O decreto para a Síria foi assinado"

A afirmação é de um porta-voz do Pentágono, aqui citada pela Lusa. No entanto, o responsável não adiantou mais pormenores.

Donald Trump anunciou na quarta-feira que ia  ordenar a retirada dos cerca de dois mil militares destacados na Síria, que combatem ao lado da coligação árabe-curda, as Forças Democráticas Sírias (FDS), contra o grupo extremista Estado Islâmico.
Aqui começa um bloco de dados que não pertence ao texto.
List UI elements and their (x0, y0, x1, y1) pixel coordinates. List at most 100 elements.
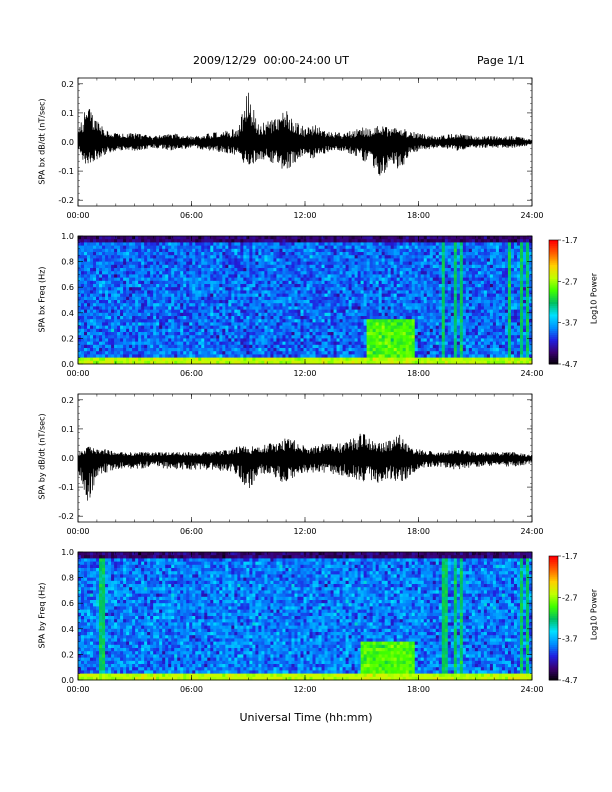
heat-cell (198, 245, 202, 250)
heat-cell (381, 284, 386, 288)
heat-cell (222, 290, 226, 294)
heat-cell (141, 242, 145, 246)
heat-cell (126, 354, 130, 358)
heat-cell (345, 303, 349, 307)
heat-cell (144, 287, 148, 291)
heat-cell (120, 287, 124, 291)
heat-cell (174, 236, 178, 240)
heat-cell (222, 280, 226, 285)
heat-cell (423, 252, 428, 256)
heat-cell (294, 360, 298, 365)
heat-cell (309, 303, 313, 307)
heat-cell (234, 316, 238, 320)
heat-cell (399, 264, 404, 269)
heat-cell (288, 245, 292, 250)
heat-cell (318, 354, 322, 358)
heat-cell (174, 242, 178, 246)
heat-cell (138, 319, 142, 323)
heat-cell (117, 335, 121, 339)
heat-cell (360, 287, 365, 291)
heat-cell (222, 274, 226, 278)
heat-cell (138, 245, 142, 250)
heat-cell (390, 316, 395, 320)
heat-cell (363, 357, 368, 362)
heat-cell (159, 325, 163, 330)
heat-cell (276, 348, 280, 352)
heat-cell (354, 248, 359, 253)
heat-cell (93, 309, 97, 314)
heat-cell (210, 348, 214, 352)
heat-cell (99, 258, 103, 262)
heat-cell (258, 309, 262, 314)
heat-cell (114, 284, 118, 288)
heat-cell (321, 344, 325, 349)
heat-cell (267, 300, 271, 304)
heat-cell (165, 252, 169, 256)
heat-cell (243, 287, 247, 291)
heat-cell (129, 268, 133, 272)
heat-cell (114, 303, 118, 307)
heat-cell (420, 252, 425, 256)
heat-cell (108, 239, 112, 243)
heat-cell (192, 351, 196, 355)
heat-cell (375, 248, 380, 253)
heat-cell (309, 306, 313, 310)
heat-cell (348, 332, 353, 336)
heat-cell (159, 271, 163, 275)
heat-cell (270, 280, 274, 285)
heat-cell (213, 271, 217, 275)
heat-cell (105, 354, 109, 358)
heat-cell (312, 312, 316, 317)
heat-cell (360, 236, 365, 240)
heat-cell (210, 312, 214, 317)
heat-cell (279, 360, 283, 365)
heat-cell (99, 284, 103, 288)
heat-cell (198, 348, 202, 352)
heat-cell (228, 325, 232, 330)
heat-cell (294, 258, 298, 262)
heat-cell (294, 261, 298, 266)
heat-cell (243, 261, 247, 266)
heat-cell (357, 290, 362, 294)
heat-cell (261, 360, 265, 365)
heat-cell (282, 316, 286, 320)
heat-cell (87, 268, 91, 272)
heat-cell (108, 274, 112, 278)
heat-cell (255, 303, 259, 307)
x-tick-label: 00:00 (66, 211, 89, 220)
heat-cell (135, 239, 139, 243)
heat-cell (162, 335, 166, 339)
heat-cell (435, 255, 440, 259)
heat-cell (426, 351, 431, 355)
heat-cell (282, 351, 286, 355)
heat-cell (156, 268, 160, 272)
heat-cell (255, 248, 259, 253)
heat-cell (267, 306, 271, 310)
heat-cell (201, 264, 205, 269)
heat-cell (249, 284, 253, 288)
heat-cell (366, 296, 371, 301)
heat-cell (141, 274, 145, 278)
heat-cell (393, 290, 398, 294)
heat-cell (267, 261, 271, 266)
heat-cell (294, 328, 298, 333)
heat-cell (183, 344, 187, 349)
heat-cell (237, 248, 241, 253)
heat-cell (261, 242, 265, 246)
heat-cell (243, 348, 247, 352)
heat-cell (324, 245, 328, 250)
heat-cell (360, 296, 365, 301)
heat-cell (99, 271, 103, 275)
heat-cell (435, 296, 440, 301)
heat-cell (336, 332, 340, 336)
heat-cell (306, 284, 310, 288)
heat-cell (234, 344, 238, 349)
heat-cell (99, 354, 103, 358)
heat-cell (210, 287, 214, 291)
heat-cell (264, 354, 268, 358)
heat-cell (357, 245, 362, 250)
heat-cell (222, 293, 226, 298)
heat-cell (99, 280, 103, 285)
heat-cell (210, 277, 214, 282)
heat-cell (276, 328, 280, 333)
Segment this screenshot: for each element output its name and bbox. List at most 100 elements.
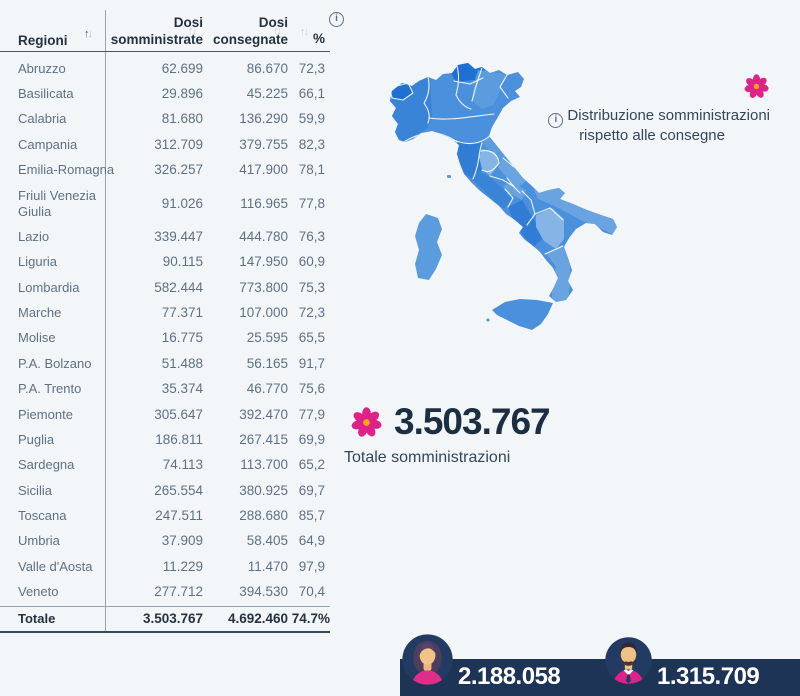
region-name: P.A. Trento xyxy=(18,381,82,397)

O Presidente, adversário de longa data da presença norte-americana num conflito que considera dispendioso, disse que as tropas norte-americanas já não eram necessárias por considerar que o Estado Islâmico foi "largamente derrotado".

Contudo, a retirada deixará a milícia curda das Unidades de Proteção Popular (YPG) sem apoio militar, já que a Turquia ameaça atacá-los, considerando os combatentes curdos como terroristas.

A decisão foi criticada por numerosos especialistas, que frisam que o grupo extremista islâmico continua a controlar uma série de aldeias ao longo do rio Eufrates, no leste da Síria, onde resistem há semanas a ataques sucessivos das FDS.

A decisão de retirar as tropas suscitou preocupação entre os aliados europeus dos Estados Unidos, como Alemanha, França e Reino Unido. Internamente, levou à demissão do secretário da Defesa, Jim Mattis, e do representante norte-americano junto da coligação anti-'jihadista', Brett McGurk.